A menudo las óperas cobran vida propia y se agrupan de dos en dos o buscan pareja o se aparean como si de avutarda en Tierra de Campos fueran. Y el Mitridate valenciano del pasado jueves anda emparejado, aún sin quererlo, con otras óperas varias, en un poliamor inaudito. Irremediablemente, yo y mis circunstancias lo asociamos otros acontecimientos con él hermanados.
Hace menos de 15 días, lo último que oí en Valencia fue la primera ópera de un joven Martin y Soler de 21 años, estrenada sólo cuatro años más tarde que el Rey de Ponto, siendo esta la primera, también, ópera seria de un jovencísimo Mozart por lo que la relación valenciana del clasicismo y la época de ambas es clara. Ahí puede haber algo detrás que desconozco.

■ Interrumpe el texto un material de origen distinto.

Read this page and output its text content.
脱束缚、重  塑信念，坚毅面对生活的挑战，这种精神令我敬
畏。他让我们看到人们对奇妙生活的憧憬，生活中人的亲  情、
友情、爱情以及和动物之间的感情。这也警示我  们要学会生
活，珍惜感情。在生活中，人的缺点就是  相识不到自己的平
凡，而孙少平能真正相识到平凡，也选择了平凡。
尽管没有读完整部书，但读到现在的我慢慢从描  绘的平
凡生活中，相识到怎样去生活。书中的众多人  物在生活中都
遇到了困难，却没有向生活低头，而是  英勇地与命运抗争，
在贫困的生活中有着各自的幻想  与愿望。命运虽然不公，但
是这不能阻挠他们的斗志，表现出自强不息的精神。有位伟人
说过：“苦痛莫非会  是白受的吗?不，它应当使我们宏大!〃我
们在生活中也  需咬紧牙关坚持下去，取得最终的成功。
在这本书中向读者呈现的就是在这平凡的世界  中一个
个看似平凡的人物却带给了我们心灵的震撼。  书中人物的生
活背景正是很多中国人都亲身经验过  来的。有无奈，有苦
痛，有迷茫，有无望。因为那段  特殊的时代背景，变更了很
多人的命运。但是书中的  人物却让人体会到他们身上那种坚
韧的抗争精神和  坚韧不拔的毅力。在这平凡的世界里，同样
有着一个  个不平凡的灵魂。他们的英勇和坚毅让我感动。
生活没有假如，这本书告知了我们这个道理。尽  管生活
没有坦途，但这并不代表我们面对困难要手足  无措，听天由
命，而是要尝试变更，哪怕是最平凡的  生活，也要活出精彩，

También es fácil emparentarla con la representación fallida de la misma Mitridate con los mismos, programada justo a continuación y cancelada en el Liceo barcelonés por orden de la autoridad incompetente, digo competente. Ya hemos comprobado en estos tiempos de cólera el desbarajuste y la mala leche que los reinos taifales hispanos provocan en sus súbditos, con decisiones contradictorias alternativas e incluso simultáneas, por lo que lo que está prohibido en la Taifa catalana se celebra en la Taifa Valenciana. Y como las Taifas actúan no sólo en favor de sus súbditos, sino en contra de los del vecino para que se jodan, no sé si la celebración en Valencia con la cancelación en Cataluña, es algo que será fácilmente perdonado por la taifa favorita en todas las apuestas y se nos prohibirá con algún subterfugio o decreto ley seguir enmendando la plana a muñidores envidiosos. Los príncipes taifales, egoístas ellos y sólo preocupados en cómo conseguir que el rebaño les siga en su locura y en su huida hacia adelante, han frustrado lo que podía haber sido una relación muy bonita. Que quede patente y por escrito que yo, en cuestión de Taifas y de territorios históricos, me quedo con la de Albarracín, por proximidad, sencillez y belleza.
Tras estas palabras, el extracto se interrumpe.